A History of Violence

(Promoted from comment discussion: http://www.haloscan.com/comments/emeasure/2688151665992694820/?src=hsr#212644)

Erhenreich:

Only three types of creatures engage in warfare--humans, chimpanzees, and ants. Among humans, warfare is so ubiquitous and historically commonplace that we are often tempted to attribute it to some innate predisposition for slaughter--a gene, perhaps, manifested as a murderous hormone. The earliest archeological evidence of war is from 12,000 years ago, well before such innovations as capitalism and cities and at the very beginning of settled, agricultural life. Sweeping through recorded history, you can find a predilection for warfare among hunter-gatherers, herding and farming peoples, industrial and even post-industrial societies, democracies, and dictatorships.

A reasonable start, but at that point Erhenreich goes completely off the rails. She starts by noting that war occurs not only in virtually every human society, but also in our closest animal relations, from whom we separated six million years ago. Next she wants us to believe that an instinct that served to protect us from maurauding beasts somehow survived a million years of our role as an apex predator despite the obvious carnage it wreaks among its practitioners. This does not compute.
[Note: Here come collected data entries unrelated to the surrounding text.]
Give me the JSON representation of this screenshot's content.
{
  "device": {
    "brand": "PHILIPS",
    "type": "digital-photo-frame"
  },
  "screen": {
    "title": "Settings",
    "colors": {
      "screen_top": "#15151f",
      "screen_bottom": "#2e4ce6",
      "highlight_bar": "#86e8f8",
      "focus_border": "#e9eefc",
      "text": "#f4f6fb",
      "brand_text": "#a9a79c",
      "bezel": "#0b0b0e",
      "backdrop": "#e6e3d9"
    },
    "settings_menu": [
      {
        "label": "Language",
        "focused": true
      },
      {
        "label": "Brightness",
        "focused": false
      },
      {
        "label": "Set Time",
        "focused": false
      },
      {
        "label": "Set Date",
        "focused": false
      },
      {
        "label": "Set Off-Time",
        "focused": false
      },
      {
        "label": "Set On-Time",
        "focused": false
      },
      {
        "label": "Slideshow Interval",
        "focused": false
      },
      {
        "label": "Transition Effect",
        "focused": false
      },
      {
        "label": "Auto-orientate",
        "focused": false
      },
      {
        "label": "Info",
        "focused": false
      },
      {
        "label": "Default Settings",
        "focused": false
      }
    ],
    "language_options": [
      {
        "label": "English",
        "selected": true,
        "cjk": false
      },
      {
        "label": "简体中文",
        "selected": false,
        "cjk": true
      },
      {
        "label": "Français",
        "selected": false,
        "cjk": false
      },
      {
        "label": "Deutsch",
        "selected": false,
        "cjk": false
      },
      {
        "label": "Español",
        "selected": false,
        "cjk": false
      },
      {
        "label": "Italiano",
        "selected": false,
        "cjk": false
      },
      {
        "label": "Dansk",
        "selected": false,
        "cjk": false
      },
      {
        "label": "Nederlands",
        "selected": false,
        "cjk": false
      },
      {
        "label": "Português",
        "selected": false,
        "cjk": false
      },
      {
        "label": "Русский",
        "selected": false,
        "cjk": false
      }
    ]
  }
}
She hopes to uproot war by considering it something external to ourselves. This is the folly of self-delusion, the very folly which perpetuates war. If you want to eliminate war, murder, rape, whatever, you need to face it honestly. She advances some feeble arguments that war is not natural:

Contrary to the biological theories of war, it is not easy to get men to fight. In recent centuries, men have often gone to great lengths to avoid war--fleeing their homelands, shooting off their index fingers, feigning insanity. So unreliable was the rank and file of the famed eighteenth century Prussian army that military rules forbade camping near wooded areas: The troops would simply melt away into the trees.


This ignores the obvious fact that there are always those willing and eager to volunteer for war. It also ignores the fact that games that simulate war are among the most popular forms of children's (actually, boy's) play.
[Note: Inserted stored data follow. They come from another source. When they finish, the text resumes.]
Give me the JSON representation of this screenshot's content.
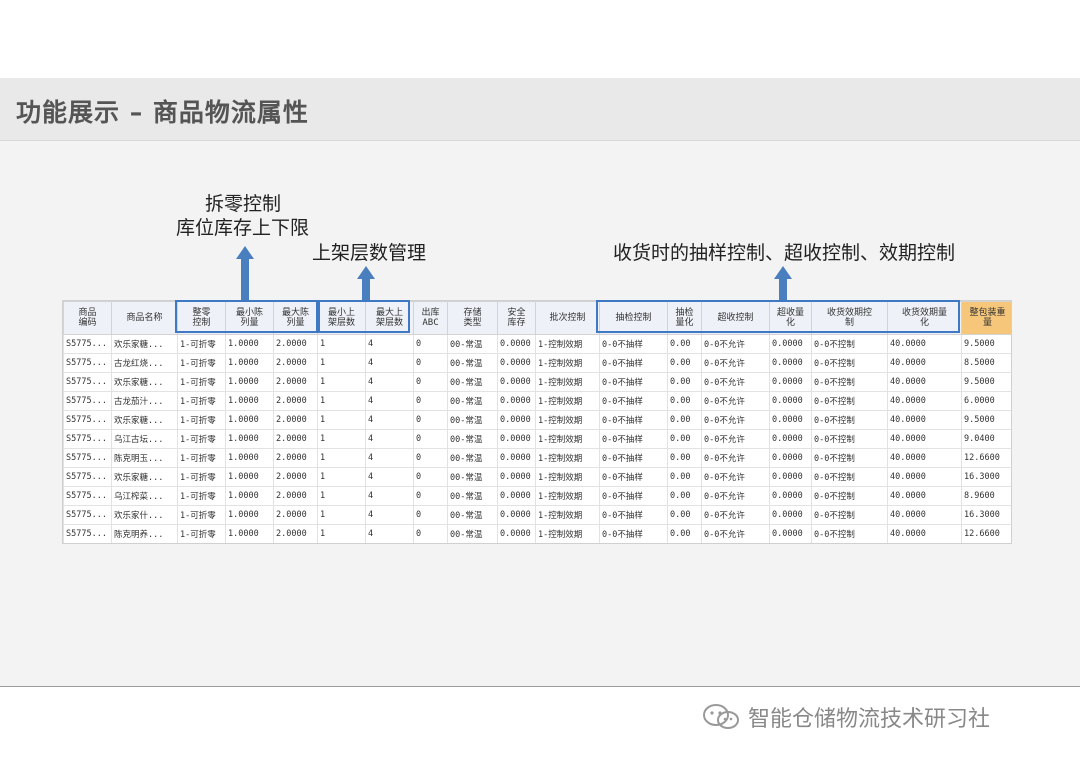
{
  "title": "功能展示 – 商品物流属性",
  "annotations": {
    "split_line1": "拆零控制",
    "split_line2": "库位库存上下限",
    "layer": "上架层数管理",
    "receiving": "收货时的抽样控制、超收控制、效期控制"
  },
  "table": {
    "headers": [
      "商品\n编码",
      "商品名称",
      "整零\n控制",
      "最小陈\n列量",
      "最大陈\n列量",
      "最小上\n架层数",
      "最大上\n架层数",
      "出库\nABC",
      "存储\n类型",
      "安全\n库存",
      "批次控制",
      "抽检控制",
      "抽检\n量化",
      "超收控制",
      "超收量\n化",
      "收货效期控\n制",
      "收货效期量\n化",
      "整包装重\n量"
    ],
    "rows": [
      [
        "S5775...",
        "欢乐家糖...",
        "1-可折零",
        "1.0000",
        "2.0000",
        "1",
        "4",
        "0",
        "00-常温",
        "0.0000",
        "1-控制效期",
        "0-0不抽样",
        "0.00",
        "0-0不允许",
        "0.0000",
        "0-0不控制",
        "40.0000",
        "9.5000"
      ],
      [
        "S5775...",
        "古龙红烧...",
        "1-可折零",
        "1.0000",
        "2.0000",
        "1",
        "4",
        "0",
        "00-常温",
        "0.0000",
        "1-控制效期",
        "0-0不抽样",
        "0.00",
        "0-0不允许",
        "0.0000",
        "0-0不控制",
        "40.0000",
        "8.5000"
      ],
      [
        "S5775...",
        "欢乐家糖...",
        "1-可折零",
        "1.0000",
        "2.0000",
        "1",
        "4",
        "0",
        "00-常温",
        "0.0000",
        "1-控制效期",
        "0-0不抽样",
        "0.00",
        "0-0不允许",
        "0.0000",
        "0-0不控制",
        "40.0000",
        "9.5000"
      ],
      [
        "S5775...",
        "古龙茄汁...",
        "1-可折零",
        "1.0000",
        "2.0000",
        "1",
        "4",
        "0",
        "00-常温",
        "0.0000",
        "1-控制效期",
        "0-0不抽样",
        "0.00",
        "0-0不允许",
        "0.0000",
        "0-0不控制",
        "40.0000",
        "6.0000"
      ],
      [
        "S5775...",
        "欢乐家糖...",
        "1-可折零",
        "1.0000",
        "2.0000",
        "1",
        "4",
        "0",
        "00-常温",
        "0.0000",
        "1-控制效期",
        "0-0不抽样",
        "0.00",
        "0-0不允许",
        "0.0000",
        "0-0不控制",
        "40.0000",
        "9.5000"
      ],
      [
        "S5775...",
        "乌江古坛...",
        "1-可折零",
        "1.0000",
        "2.0000",
        "1",
        "4",
        "0",
        "00-常温",
        "0.0000",
        "1-控制效期",
        "0-0不抽样",
        "0.00",
        "0-0不允许",
        "0.0000",
        "0-0不控制",
        "40.0000",
        "9.0400"
      ],
      [
        "S5775...",
        "陈克明玉...",
        "1-可折零",
        "1.0000",
        "2.0000",
        "1",
        "4",
        "0",
        "00-常温",
        "0.0000",
        "1-控制效期",
        "0-0不抽样",
        "0.00",
        "0-0不允许",
        "0.0000",
        "0-0不控制",
        "40.0000",
        "12.6600"
      ],
      [
        "S5775...",
        "欢乐家糖...",
        "1-可折零",
        "1.0000",
        "2.0000",
        "1",
        "4",
        "0",
        "00-常温",
        "0.0000",
        "1-控制效期",
        "0-0不抽样",
        "0.00",
        "0-0不允许",
        "0.0000",
        "0-0不控制",
        "40.0000",
        "16.3000"
      ],
      [
        "S5775...",
        "乌江榨菜...",
        "1-可折零",
        "1.0000",
        "2.0000",
        "1",
        "4",
        "0",
        "00-常温",
        "0.0000",
        "1-控制效期",
        "0-0不抽样",
        "0.00",
        "0-0不允许",
        "0.0000",
        "0-0不控制",
        "40.0000",
        "8.9600"
      ],
      [
        "S5775...",
        "欢乐家什...",
        "1-可折零",
        "1.0000",
        "2.0000",
        "1",
        "4",
        "0",
        "00-常温",
        "0.0000",
        "1-控制效期",
        "0-0不抽样",
        "0.00",
        "0-0不允许",
        "0.0000",
        "0-0不控制",
        "40.0000",
        "16.3000"
      ],
      [
        "S5775...",
        "陈克明养...",
        "1-可折零",
        "1.0000",
        "2.0000",
        "1",
        "4",
        "0",
        "00-常温",
        "0.0000",
        "1-控制效期",
        "0-0不抽样",
        "0.00",
        "0-0不允许",
        "0.0000",
        "0-0不控制",
        "40.0000",
        "12.6600"
      ]
    ]
  },
  "watermark": "智能仓储物流技术研习社",
  "colors": {
    "arrow": "#4a7fbf",
    "highlight_border": "#3f79c3",
    "weight_header": "#f6c77a",
    "header_bg": "#eef2f8"
  }
}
Determined to raise our children violence free, my wife refused to let them have toy weapons. Until she noticed our three-year old chewing his slice of bread into a gun shape and pretending to fire it.
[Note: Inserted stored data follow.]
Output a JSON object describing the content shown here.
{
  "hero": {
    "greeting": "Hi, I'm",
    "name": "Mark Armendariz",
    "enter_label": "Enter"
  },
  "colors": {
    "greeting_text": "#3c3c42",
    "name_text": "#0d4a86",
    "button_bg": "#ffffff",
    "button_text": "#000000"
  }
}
Of course she is also wrong about only ants, chimps, and us being warlike. Animals from coral reefs to lions to wolves engage in something very much like warfare. The reasons are obvious: competition for resources.


Napoleon Chagnon, who carefully studied the Yanomamo Indians of South America, noted and documented that killers left more offspring than "wimps." There is plenty of independent research to indicate that this result is usual in hunter gather societies. It could hardly be otherwise. War is such a dangerous activity that any propensity toward it would have been quickly extinguished if it weren't profitable, genetically speaking.

Our violent history was adaptive in the primitive hunter gather societies that were universal until 15000 years or so ago. There is little reason to suppose it is still adaptive for individuals, though it may still be for nations. Among nations, the strong survive and the weak feed the crows.

If you would eliminate war, start with reality, not fantasy. The reality is that our history of violence is radically incompatible with the notion that it is some sort of abberation. What is needed is not some fantasy of wishing and hoping it away, what is needed is attention to the factors that produce it and its replacement by moral equivalents.